Teare, J held that the obligation to resolve disputes by friendly discussions imports an obligation to do so in good faith and that a dispute resolution clause in an existing and enforceable contract that requires the parties to seek to resolve a dispute by friendly discussions in good faith and within a limited period of time before the dispute may be referred to arbitration is enforceable. This was on the basis that the agreement in such a clause was not incomplete or uncertain; an obligation to seek to resolve a dispute by friendly discussions in good faith has an identifiable standard of fair, honest and genuine discussions aimed at resolving a dispute.

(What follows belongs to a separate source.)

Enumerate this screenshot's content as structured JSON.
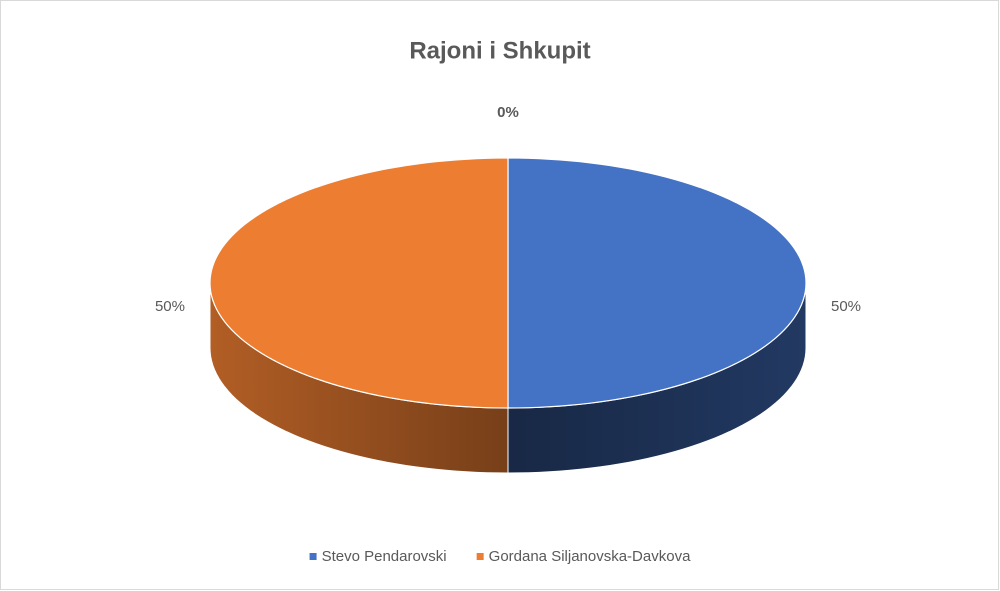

The judge also considered that the enforcement of such a clause is in the public interest because commercial parties expect courts to enforce obligations that they have freely undertaken and because the object of the agreement is to avoid what might otherwise be an expensive and time-consuming arbitration.

Comment

This decision represents a departure from previous authorities in which some multi-tiered clauses have been considered to be unenforceable because of a lack of certainty. However, Teare, J (who referred in his judgment to recent Australian and Singaporean authorities, as well as the practice of some ICSID tribunals) considered that he could depart from observations made in previous cases, including by distinguishing two Court of Appeal authorities: Walford v Miles [1992] 2 AC 128 (in which there was no concluded contract) and Sul America v Enesa Engenharis [2012] 1 Lloyds Rep 671 (where in the context of an agreement to mediate prior to arbitration, the parties’ rights were not defined with sufficient certainty to create an enforceable obligation to mediate).

The judgment is in many respects a positive development in that it confirms that negotiation provisions agreed by commercial parties are likely to be upheld and given effect to by the English courts rather than dismissed on the basis of uncertainty, thereby following the original intention of the parties who use them.

However, by affirming the enforceability of at least some types of multi-tiered clauses, the decision also reinforces the need for parties carefully to consider at the outset whether such a clause is appropriate and how it should be drafted. While pre-arbitration negotiation may seem a commercially attractive option at the contract formation stage (for the reasons referred to above) when a dispute actually does arise parties often wish to proceed directly to arbitration. A delay may not be desirable or may even damage a prospective claimant’s case (for example, where a relevant limitation period may expire imminently, where there are other contractual deadlines to consider, or where the party desires expedited arbitration and/or urgent injunctive relief).

In such cases, unless there has been careful drafting at the pre-contract stage, the existence of a binding and enforceable agreement to negotiate prior to arbitration being commenced may act as an impediment to a prospective claimant. Moreover, if it is ignored, the defendant may raise jurisdiction challenges or seek to resist enforcement at a later stage (particularly in the event of overseas enforcement). That in turn could result in delay and increased costs, together with other commercial inconvenience.

Given the potential risks and the multitude of drafting permutations available, advice should be taken from experienced disputes lawyers prior to agreeing a contract with a multi-tiered clause.